Queer representation has always been around in all media. But admittedly, even some people within the community need a guiding hand to help them find what they’re looking for. No Straight Lines: The Rise of Queer Comics is that guiding hand, taking a straightforward look at queer comic history with trailblazers like Rupert Kinnard and the late Howard Cruse. The documentary show that inspiration for queer art comes from different sources. Kinnard, for instance, looked at Joe Louis and Muhammad Ali to create The Brown Bomber and Superbad. Both might just be the first Black queer superheroes/ vigilantes. Cruse, on the other hand, started out creating comics as a kid. His father then telling him that he can turn his art into an income stream.
Cruse follows his father’s advice to leave the farmlands of Alabama. He moves to New York, and the rest is queer history. The film gets to race and other concerns that intersect with queerness. But before it does that, it gives enough of a spotlight to queer comics’ biggest star, Alison Bechdel. Bechdel has interesting insights about the artists’ gaze in general. She talks about how she drew men before she drew women, and viewers can interpret that comment whatever they will. Either way, her shift in gaze feels like something’s in the air as queer artists eventually pivot to themselves. This was necessary when the community needed that art. Art to make a contemporaneous depiction of the AIDS crisis and its victims.

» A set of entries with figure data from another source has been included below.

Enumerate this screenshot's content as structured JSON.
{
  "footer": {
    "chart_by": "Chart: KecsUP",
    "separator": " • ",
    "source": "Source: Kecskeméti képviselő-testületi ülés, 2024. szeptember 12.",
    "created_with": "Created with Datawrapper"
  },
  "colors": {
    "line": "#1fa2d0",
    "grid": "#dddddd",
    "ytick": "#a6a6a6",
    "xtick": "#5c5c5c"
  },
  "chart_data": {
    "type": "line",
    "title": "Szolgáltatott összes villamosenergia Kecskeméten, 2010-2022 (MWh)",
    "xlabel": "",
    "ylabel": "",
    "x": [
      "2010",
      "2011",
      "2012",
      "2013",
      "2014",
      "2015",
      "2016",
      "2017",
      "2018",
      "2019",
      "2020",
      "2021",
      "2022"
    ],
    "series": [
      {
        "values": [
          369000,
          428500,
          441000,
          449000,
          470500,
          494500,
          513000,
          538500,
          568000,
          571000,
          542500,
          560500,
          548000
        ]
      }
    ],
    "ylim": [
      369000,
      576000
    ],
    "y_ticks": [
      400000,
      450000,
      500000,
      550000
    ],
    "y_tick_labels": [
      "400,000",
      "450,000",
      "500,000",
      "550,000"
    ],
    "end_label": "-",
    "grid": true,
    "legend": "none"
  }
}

No Straight Lines eventually follows those three artists and their contemporaries as they explore other characters and move on to other projects. Highlighting some of those projects work, like it does with Bechdel’s Fun Home. Others, like Cruse’s series of graphic novels about his character Wendel don’t work as much. The Wendel series is understandably influential, as it explores a character who has no coming out scars but dates characters who do. The film spends one minute on that series. One half is Cruse discussing the series while other interview subjects sing Wendel‘s praises. The film then, feels like it explores that series and others like it through half measures, as if we’re getting a Coles Notes version of history.
No Straight Lines also conflates three decades of recent history in its third act like most documentaries or series do nowadays, but in fairness, that’s when the film gets more inventive in its storytelling and thus, gets less linear. It also brushes on what seems like the Golden Age of queer comics in the nineties. And it does this without exaggerating the windfall that that age created. Financial stability isn’t a mountain of money, it’s simply financial stability. It also depicts that age in other ways where it deserves such a depiction. Such moments in art history deserve meticulous coverage, especially with the multiple aesthetics that a time can produce. A community, after all, needs to champion its many voices cheering each other on and helping each other in their own times of need.
To those of you who live in the Greater LA Area: No Straight Lines is playing at the Laemmle in Glendale, CA. You can hopefully find the film at a festival near you.